|Matthew Henry's Concise Commentary|
6:1-7 Those are looked upon as doing well for themselves, who do well for their bodies; but we are here told what their ease is, and what their woe is. Here is a description of the pride, security, and sensuality, for which God would reckon. Careless sinners are every where in danger; but those at ease in Zion, who are stupid, vainly confident, and abusing their privileges, are in the greatest danger. Yet many fancy themselves the people of God, who are living in sin, and in conformity to the world. But the examples of others' ruin forbid us to be secure. Those who are set upon their pleasures are commonly careless of the troubles of others, but this is great offence to God. Those who placed their happiness in the pleasures of sense, and set their hearts upon them, shall be deprived of those pleasures. Those who try to put the evil day far from them, find it nearest to them.
Verses 7-11. - Here follows the announce. merit of punishment for the crimes mentioned above: the people shall go into captivity; they shall be rejected of God, and given over to utter ruin. Verse 7. - With the first. They shall have a pre-eminence indeed, being the first to go into captivity. St Jerome, "Vos qui primi estis divitiis, primi captivitatis sustinebitis jugum, secundum illud quod in Ezechiele scriptum est: 'a sanctuario meo incipite'" (Ezekiel 9:6). With the first; literally, at the head, with reference doubtless to ver. 1. The banquet (mirzakh); the screech of revellers. The word is used of the scream of mourners in Jeremiah 16:5; here of the cries and shouts of feasters at a banquet. Them that stretched themselves on couches, as ver. 4. The Septuagint, reading differently, has. "They shall depart into captivity from the dominion of princes, and the neighing of horses shall be taken away from Ephraim." From this passage of Amos St. Augustine takes occasion to show that the most untrained of the prophets possessed eloquence and literary skill ('De Doctr. Christ.,' 4:7).

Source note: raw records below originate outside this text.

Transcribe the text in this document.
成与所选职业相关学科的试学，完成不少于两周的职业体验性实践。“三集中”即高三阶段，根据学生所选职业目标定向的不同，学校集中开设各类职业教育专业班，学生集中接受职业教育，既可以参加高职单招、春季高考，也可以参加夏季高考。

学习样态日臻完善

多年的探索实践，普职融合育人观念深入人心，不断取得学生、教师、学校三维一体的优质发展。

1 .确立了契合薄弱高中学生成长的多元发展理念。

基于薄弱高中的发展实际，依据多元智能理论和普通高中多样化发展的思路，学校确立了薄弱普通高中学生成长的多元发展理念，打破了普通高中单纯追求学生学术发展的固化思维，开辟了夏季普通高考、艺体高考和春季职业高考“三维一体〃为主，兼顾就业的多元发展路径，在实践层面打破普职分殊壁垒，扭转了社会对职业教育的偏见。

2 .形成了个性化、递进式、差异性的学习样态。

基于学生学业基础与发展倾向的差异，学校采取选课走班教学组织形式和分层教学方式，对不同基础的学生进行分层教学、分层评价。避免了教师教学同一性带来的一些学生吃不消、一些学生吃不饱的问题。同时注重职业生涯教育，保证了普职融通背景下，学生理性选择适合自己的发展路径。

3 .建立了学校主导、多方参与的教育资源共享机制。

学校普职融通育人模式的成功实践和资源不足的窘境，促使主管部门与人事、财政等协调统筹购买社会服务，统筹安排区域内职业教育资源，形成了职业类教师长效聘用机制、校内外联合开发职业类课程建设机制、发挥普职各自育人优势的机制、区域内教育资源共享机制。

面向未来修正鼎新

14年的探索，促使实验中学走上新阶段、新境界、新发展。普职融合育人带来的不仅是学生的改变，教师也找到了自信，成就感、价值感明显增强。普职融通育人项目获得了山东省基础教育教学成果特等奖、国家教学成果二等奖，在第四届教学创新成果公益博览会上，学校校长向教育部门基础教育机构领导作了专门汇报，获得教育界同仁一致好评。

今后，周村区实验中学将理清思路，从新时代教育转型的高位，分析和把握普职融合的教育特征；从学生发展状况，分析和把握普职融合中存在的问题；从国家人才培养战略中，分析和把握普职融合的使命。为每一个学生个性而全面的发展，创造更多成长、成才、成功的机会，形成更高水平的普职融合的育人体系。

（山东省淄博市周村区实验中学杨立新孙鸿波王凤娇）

Gill's Exposition of the Entire Bible
Therefore now shall they go captive with the first that go captive,.... That is, these men, who were the first and chief in the nation, who would not believe the day of Israel's captivity would ever come; or, however, had very distant apprehensions of it; but indulged and gratified their several senses of tasting, hearing, smelling, in a carnal way, and had no sympathy with and compassion upon their afflicted brethren; these should be the first the enemy should lay hold upon, and carry captive; as we find the royal family, the princes and nobles, the courtiers and chief tradesmen, were the first that were carried captive of the Jews, in Jeconiah's captivity, 2 Kings 24:12;
and the banquet of them that stretched themselves shall be removed; that stretched themselves upon couches, Amos 6:4; they shall have no more banquets or feasting bouts to attend to, by stretching themselves out, and lying upon couches at their ease; these shall be taken from them; and be glad of bread and water in an enemy's country, without a couch to recline upon. Some understand this of a funeral banquet, as in Jeremiah 16:5; and so the sense is, that when they die, they shall not have that honour done to their memory, as to have a funeral feast provided for those that attend their burial, as was customary. Kimchi interprets it, "the mourning of such shall draw nigh" (b); and according to his father, Joseph Kimchi, the word in the Arabic language signifies to lift up the voice, either in mourning or joy; and so may signify, that as all feasts, and the joy that attends them, should be removed, which is the sense of the Targum, instead of that, mourning should take place; or they should be deprived of the common ceremony at death of mourning men and women.
(b) "ad veniet", Munster; "appropinquabit", Mercerus; "veniet", Calvin. So R. Sol. Urbin. Ohel Moed, fol. 84. 2.
Jamieson-Fausset-Brown Bible Commentary
7. Therefore … shall they go captive with the first—As they were first among the people in rank (Am 6:1), and anointed themselves "with the chief ointments" (Am 6:6), so shall they be among the foremost in going into captivity.
banquet—literally, the "merry-making shout of revellers"; from an Arabic root, "to cry out." In the Hebrew, marzeach; here, there is an allusion to mizraqu, "bowls" (Am 6:6).
them that stretched themselves—on luxurious couches (Am 6:4).